Text of statute as originally enacted

= Petroleum Act 1926 =

Act of the Parliament of the United Kingdom

The Petroleum Act 1926 (16 & 17 Geo. 5. c. 25) was an act of the Parliament of the United Kingdom which amended and extended the Petroleum Act 1871 (34 & 35 Vict. c. 105) and Petroleum Act 1879 (42 & 43 Vict. c. 47).

== Background ==
The Petroleum Act 1871 (34 & 35 Vict. c. 105) and Petroleum Act 1879 (42 & 43 Vict. c. 47) were still the principal actscontrolling the licensing, storage and use of petroleum and petroleum products in the late 1920s. It was recognised that a considerable number of changes had taken place since the 1870s in the use of petroleum such as the development of the motor car and the increased use of petrol by the public. These included the storage and use of petroleum spirit for motor vehicles, motor boats, aircraft and other engines.

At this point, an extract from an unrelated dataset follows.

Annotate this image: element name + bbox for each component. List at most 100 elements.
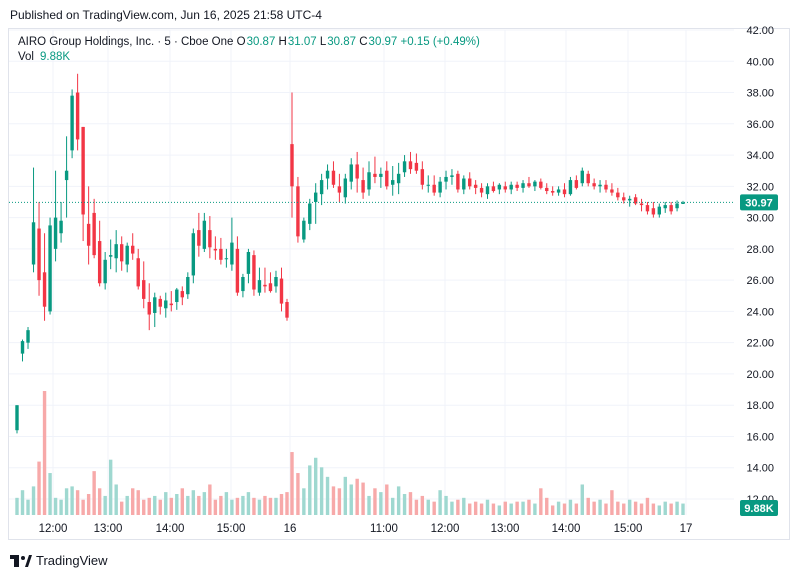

In 1913 the London Fire Brigade attended 50 instances of the overflow or leakage of petrol and 23 incidents of fire or explosion involving petrol. In 1920 the corresponding numbers were 77 overflows and 146 fires.

It was also expedient to included other substances such as methylated spirit, ether, carbon disulphide, tetraethyl-lead used as additives to gasoline, and compressed gases in metal cylinders.

The 1926 act was passed to address some of these issues.

== Provisions ==
The act received royal assent on 4 August 1926. The provisions of the act included:

- The act required that any conditions specified on a petroleum storage licence must be posted on the premises so as to be easily read. It was an offence for any person employed to breach any of the conditions.
- An occupier of premises must notify the Home Office if any explosion or fire associated with petroleum spirit occurs which causes death or injury.
- The Secretary of State was empowered to make general regulations for carrying petroleum spirit by road.
- The act introduced a revised scale of fees for licenses.
- The powers of local authorities (under Section 11 of the 1871 Act) in respect of dealers in petroleum spirit are extended to persons who keep petroleum spirit for any trade or industry.
- The test for petroleum spirit specified in the 1879 Act is amended. The instructions for testing are clarified, and test apparatus must be re-verified as specified.
- Government inspectors were empowered to enter premises where petroleum spirit is kept or suspected of being kept.
- Section 11 of the 1926 act specifies the act may be construed as one with the Petroleum Acts 1871 and 1879
- The first schedule of the 1926 act specified the method of testing the flash point of petroleum.

== Subsequent developments ==
The Petroleum (Mixtures) Order 1907 had been made to include mixtures  of petroleum and other substances whether liquid, viscous or solid which had a flash point less than 73 °F. The Petroleum (Mixtures) Order 1927 was made on the 27 June 1927 to apply the provisions of the Petroleum Act 1926 to Petroleum Mixtures.

The whole act was repealed for the United Kingdom by section 26(3) of, and schedule 3 to, the Petroleum (Consolidation) Act 1928 (18 & 19 Geo. 5. c. 32), which came into force on 4 August 1928.

The 1926 act was repealed by the Petroleum (Consolidation) Act 1928. The requirement for licensing, labelling, transportation, accident notification, powers of inspectors, etc. were re-enacted in the 1928 act. This remained a relevant statute until it was repealed on 1 October 2014 by The Petroleum (Consolidation) Regulations 2014 (S.I. 2014/1637), made under the Health and Safety at Work etc. Act 1974.